Nella disciplina del canottaggio le imbarcazioni sono composte da equipaggi sempre in numeri pari e quindi possiamo trovare:

-un doppio formato da 2 elementi

-un quattro formato da 4 elementi

– un otto formato da 8 elementi

Esiste solo un’eccezione: l’unico caso in cui abbiamo un solo atleta vogatore è nel singolo.

 

Altra differenza importante è il tipo di remata:

-nella remata di punta abbiamo ogni vogatore con un solo remo

-nella remata di coppia abbiamo ogni vogatore con 2 remi

 

Un elemento aggiuntivo in barca, oltre ai vogatori, è la presenza di un timoniere denominato “Con” che ha il compito di dirigere la barca e di decidere la strategia di azione in acqua per vincere una gara. Il timoniere è un vero e proprio “direttore d’orchestra”, lo stratega del momento, che decide il ritmo con cui l’equipaggio devo remare,  impartisce il ritmo da tenere, stimola e con l’incitamento fa crescere l’adrenalina, l’impegno e la voglia di vincere ai vogatori. E’ il vero e proprio cervello della barca!

In mancanza del timoniere, l’equipaggio è comandato da un capovoga ossia quella figura che si trova fisicamente in barca al primo carrello. Anche il capovoga ha il compito di impartire la sua strategia, di decidere il  ritmo da tenere in base all’azione da compiere. Più sostenuti, intensi e veloci, sono i colpi che i vogatori danno e più la barca viaggia rapidamente a pelo d’acqua. Una strategia efficace deve tener conto di vari fattori inerenti all’equipaggio e alla sua composizione ma anche a fattori esterni come al luogo dove si svolge la gara (canale o mare aperto), agli altri equipaggi presenti, al fattore meteo (come folate improvvise di vento contro o a favore) che può far cambiare la strategia anche durante gara.

Insomma la barca da canottaggio, per quanto semplice sembri vedendola da fuori, è un insieme di forze, ritmi, equilibri, sensibilità ed ascolto che, se ben combinati, possono incidere positivamente sull’ andamento della gara.

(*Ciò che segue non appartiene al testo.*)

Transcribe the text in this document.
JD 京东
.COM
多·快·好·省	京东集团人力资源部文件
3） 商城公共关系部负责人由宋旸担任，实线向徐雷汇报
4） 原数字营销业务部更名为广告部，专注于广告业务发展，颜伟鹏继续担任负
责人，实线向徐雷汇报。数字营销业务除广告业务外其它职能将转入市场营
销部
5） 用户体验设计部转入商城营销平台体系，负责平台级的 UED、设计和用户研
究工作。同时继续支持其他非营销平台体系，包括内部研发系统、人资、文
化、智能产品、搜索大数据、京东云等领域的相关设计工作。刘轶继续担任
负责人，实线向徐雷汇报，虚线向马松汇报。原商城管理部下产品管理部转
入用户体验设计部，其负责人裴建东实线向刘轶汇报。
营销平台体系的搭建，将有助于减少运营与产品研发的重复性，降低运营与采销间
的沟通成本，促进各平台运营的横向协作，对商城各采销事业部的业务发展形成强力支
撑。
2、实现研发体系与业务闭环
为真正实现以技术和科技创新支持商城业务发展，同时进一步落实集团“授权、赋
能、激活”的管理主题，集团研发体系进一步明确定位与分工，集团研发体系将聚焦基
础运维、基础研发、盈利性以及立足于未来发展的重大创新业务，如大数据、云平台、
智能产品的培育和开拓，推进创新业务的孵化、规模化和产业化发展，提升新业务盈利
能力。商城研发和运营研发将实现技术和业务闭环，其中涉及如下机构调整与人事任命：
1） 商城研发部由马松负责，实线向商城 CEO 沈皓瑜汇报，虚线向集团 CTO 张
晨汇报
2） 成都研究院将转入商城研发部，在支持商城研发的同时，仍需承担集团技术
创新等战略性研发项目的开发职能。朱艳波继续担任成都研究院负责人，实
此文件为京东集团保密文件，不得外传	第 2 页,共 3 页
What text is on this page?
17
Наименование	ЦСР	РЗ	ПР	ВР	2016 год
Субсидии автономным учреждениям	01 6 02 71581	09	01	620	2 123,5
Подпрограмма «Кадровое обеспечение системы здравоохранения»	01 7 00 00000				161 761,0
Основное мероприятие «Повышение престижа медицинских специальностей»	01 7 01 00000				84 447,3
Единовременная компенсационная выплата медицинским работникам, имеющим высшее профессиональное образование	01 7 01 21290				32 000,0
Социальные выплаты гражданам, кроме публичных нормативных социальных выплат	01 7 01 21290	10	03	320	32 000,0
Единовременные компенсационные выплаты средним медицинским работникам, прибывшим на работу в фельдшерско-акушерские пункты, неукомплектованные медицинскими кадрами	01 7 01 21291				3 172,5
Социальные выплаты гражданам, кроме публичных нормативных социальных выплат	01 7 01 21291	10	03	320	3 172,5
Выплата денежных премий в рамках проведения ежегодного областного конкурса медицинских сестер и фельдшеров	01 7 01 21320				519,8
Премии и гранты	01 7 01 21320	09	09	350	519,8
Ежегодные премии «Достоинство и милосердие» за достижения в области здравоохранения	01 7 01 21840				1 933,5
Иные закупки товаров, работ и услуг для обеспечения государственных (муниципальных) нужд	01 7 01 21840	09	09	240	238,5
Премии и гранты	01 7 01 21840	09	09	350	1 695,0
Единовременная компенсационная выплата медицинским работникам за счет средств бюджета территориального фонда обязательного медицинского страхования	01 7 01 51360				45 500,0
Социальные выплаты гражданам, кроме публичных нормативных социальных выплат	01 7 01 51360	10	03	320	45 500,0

Potrei definire la barca da canottaggio come un’orchestra dove ogni membro ha un ruolo preciso e dove ogni strumento musicale deve essere ben accordato e tenere il ritmo per creare nell’insieme una perfetta melodia. Per far andare un equipaggio, e qui parliamo di agonismo, ci vuole  lavoro e costanza e l’impegno da metterci non è quantificabile perchè tutti i giorni bisogna allenarsi per migliorare la propria performance. Un tempo migliore significa avere più possibilità in gara di raggiungere il podio.

Il canottaggio poi è rispetto per gli orari: non esistono ritardi nell’inizio dell’allenamento poiché togliere del tempo al gruppo per allenarsi insieme significa gravare sulle tempistiche di vittoria.

Il canottaggio è anche rispetto dei propri compagni: l’impegno deve essere di tutti perché per far andare una barca serve molto tempo, energie e costanza e, quando si raggiunge un determinato equilibrio di gruppo, è difficile sostituire una persona con un’altra perché andrebbe a toccare la sensibilità e l’assieme della barca stessa.

Il canottaggio è uno sport anomalo: è un’ attività di resistenza perché il campo di gara è lungo ma contemporaneamente è una gara di velocità perchè il tempo che ci si impiega a percorrerlo è molto ridotto. Potrei identificare chi fa canottaggio come un mix di atleti: il podista e il sollevatore di pesi perché il movimento da fare è ripetitivo e sempre uguale ma può cambiare di frequenza ed intensità.